Parteitag bei US-Demokraten Biden sagt Sanders inhaltliche Mitsprache zu

Im Rennen um die Kandidatur zur US-Präsidentschaft waren sie Konkurrenten, jetzt wollen Joe Biden und Bernie Sanders kooperieren. Ein Komitee soll Biden nun eine Frau als "Running Mate" vorschlagen.
Joe Biden und Bernie Sanders (r.) vor einer TV-Debatte im März

Joe Biden und Bernie Sanders (r.) vor einer TV-Debatte im März

Foto: -/ dpa

Der demokratische US-Präsidentschaftsbewerber Joe Biden will seinem früheren Mitbewerber, dem linken Senator Bernie Sanders, inhaltliche Mitsprache beim Parteitag der Demokraten im Sommer zusichern. Das teilte Bidens Kampagne mit.

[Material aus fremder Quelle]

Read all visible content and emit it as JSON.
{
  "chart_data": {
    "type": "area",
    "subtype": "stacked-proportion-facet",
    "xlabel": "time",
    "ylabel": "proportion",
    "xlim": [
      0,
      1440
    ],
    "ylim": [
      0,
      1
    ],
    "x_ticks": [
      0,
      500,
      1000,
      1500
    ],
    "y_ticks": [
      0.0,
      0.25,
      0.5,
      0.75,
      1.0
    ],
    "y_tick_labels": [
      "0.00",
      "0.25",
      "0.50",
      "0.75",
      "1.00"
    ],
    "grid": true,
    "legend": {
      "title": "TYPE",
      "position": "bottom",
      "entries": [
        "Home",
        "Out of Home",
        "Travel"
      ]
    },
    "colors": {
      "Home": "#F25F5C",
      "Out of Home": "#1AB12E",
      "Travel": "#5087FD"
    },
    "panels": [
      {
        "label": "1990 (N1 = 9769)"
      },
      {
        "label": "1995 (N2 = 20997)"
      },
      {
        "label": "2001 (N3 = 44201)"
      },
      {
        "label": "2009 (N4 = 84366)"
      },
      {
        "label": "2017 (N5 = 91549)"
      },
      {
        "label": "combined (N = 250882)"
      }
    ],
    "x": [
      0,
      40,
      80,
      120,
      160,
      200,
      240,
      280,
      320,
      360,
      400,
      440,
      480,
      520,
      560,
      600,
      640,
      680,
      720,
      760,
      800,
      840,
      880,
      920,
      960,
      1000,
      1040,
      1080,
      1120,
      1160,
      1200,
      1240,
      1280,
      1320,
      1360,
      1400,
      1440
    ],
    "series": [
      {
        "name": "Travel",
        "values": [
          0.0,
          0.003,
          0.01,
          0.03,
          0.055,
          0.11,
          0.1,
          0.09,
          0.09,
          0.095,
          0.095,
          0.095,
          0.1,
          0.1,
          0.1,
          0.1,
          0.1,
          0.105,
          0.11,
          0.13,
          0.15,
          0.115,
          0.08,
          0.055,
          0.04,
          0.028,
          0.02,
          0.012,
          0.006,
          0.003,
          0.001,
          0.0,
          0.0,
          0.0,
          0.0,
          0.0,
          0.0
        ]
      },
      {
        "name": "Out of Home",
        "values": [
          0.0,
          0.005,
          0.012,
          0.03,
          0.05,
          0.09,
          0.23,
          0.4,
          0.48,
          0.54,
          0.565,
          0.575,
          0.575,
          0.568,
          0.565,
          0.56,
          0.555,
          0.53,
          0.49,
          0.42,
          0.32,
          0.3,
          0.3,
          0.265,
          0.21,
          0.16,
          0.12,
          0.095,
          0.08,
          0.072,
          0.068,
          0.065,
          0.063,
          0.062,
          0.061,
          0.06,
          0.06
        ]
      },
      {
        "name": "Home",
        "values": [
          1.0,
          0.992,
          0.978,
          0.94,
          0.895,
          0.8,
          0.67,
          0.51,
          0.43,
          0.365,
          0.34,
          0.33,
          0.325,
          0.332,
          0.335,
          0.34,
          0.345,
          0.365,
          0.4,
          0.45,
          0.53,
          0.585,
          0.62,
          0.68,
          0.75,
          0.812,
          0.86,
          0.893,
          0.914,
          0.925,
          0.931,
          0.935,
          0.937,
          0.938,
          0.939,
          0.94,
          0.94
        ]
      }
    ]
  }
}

Den Parteiregularien zufolge hätte Sanders nach seinem Ausscheiden aus dem Präsidentschaftsrennen eigentlich eine Reihe von Delegierten an Biden abtreten müssen.

Demnach einigten sich die Teams von Biden und Sanders darauf, Sanders-Anhänger trotzdem anteilig zu den gewonnenen Delegiertenstimmen in die Beratungen beim Parteitag einzubinden. Der moderate Biden hat bereits mehrfach klar gemacht, Anliegen von Sanders und dessen linken Anhängern aufgreifen zu wollen.

Beide Seiten verständigten sich etwa, in gemeinsamen Arbeitsgruppen an inhaltlichen Konzepten für die Zukunft zu arbeiten. Die Demokraten wollen so interne Kämpfe zwischen den Kandidatenlagern wie beim US-Präsidentschaftswahlkampf 2016 vermeiden, um geschlossen gegen Präsident Donald Trump auftreten zu können.

Sanders war vor gut drei Wochen aus dem Präsidentschaftsrennen der US-Demokraten ausgestiegen und hatte damit den Weg frei gemacht für eine Kandidatur Bidens. Dieser ist nun der einzige verbliebene Anwärter seiner Partei und steht so quasi schon als Herausforderer von Amtsinhaber Donald Trump bei der Wahl im November fest. Offiziell soll er jedoch erst beim Parteitag der Demokraten im August als Präsidentschaftskandidat gekürt werden.

Biden, früher selbst Vizepräsident von US-Präsident Barack Obama, stellte zudem ein Komitee vor, das ihn bei der Suche nach einer weiblichen Kandidatin für das Amt der Vizepräsidentin beraten soll. Es wird geleitet vom Bürgermeister von Los Angeles, Eric Garcetti, dem früheren Senator Christopher Dodd, der Abgeordneten Lisa Blunt und Bidens früherer Beraterin Cynthia Hogan. Die Suche könnte sich über Wochen oder gar Monate ziehen.

DER SPIEGEL

Biden hatte zuvor angekündigt, gemeinsam mit einer Frau in den Wahlkampf gegen Trump ziehen zu wollen. In der US-Geschichte gab es noch nie eine Vizepräsidentin, geschweige denn eine Präsidentin.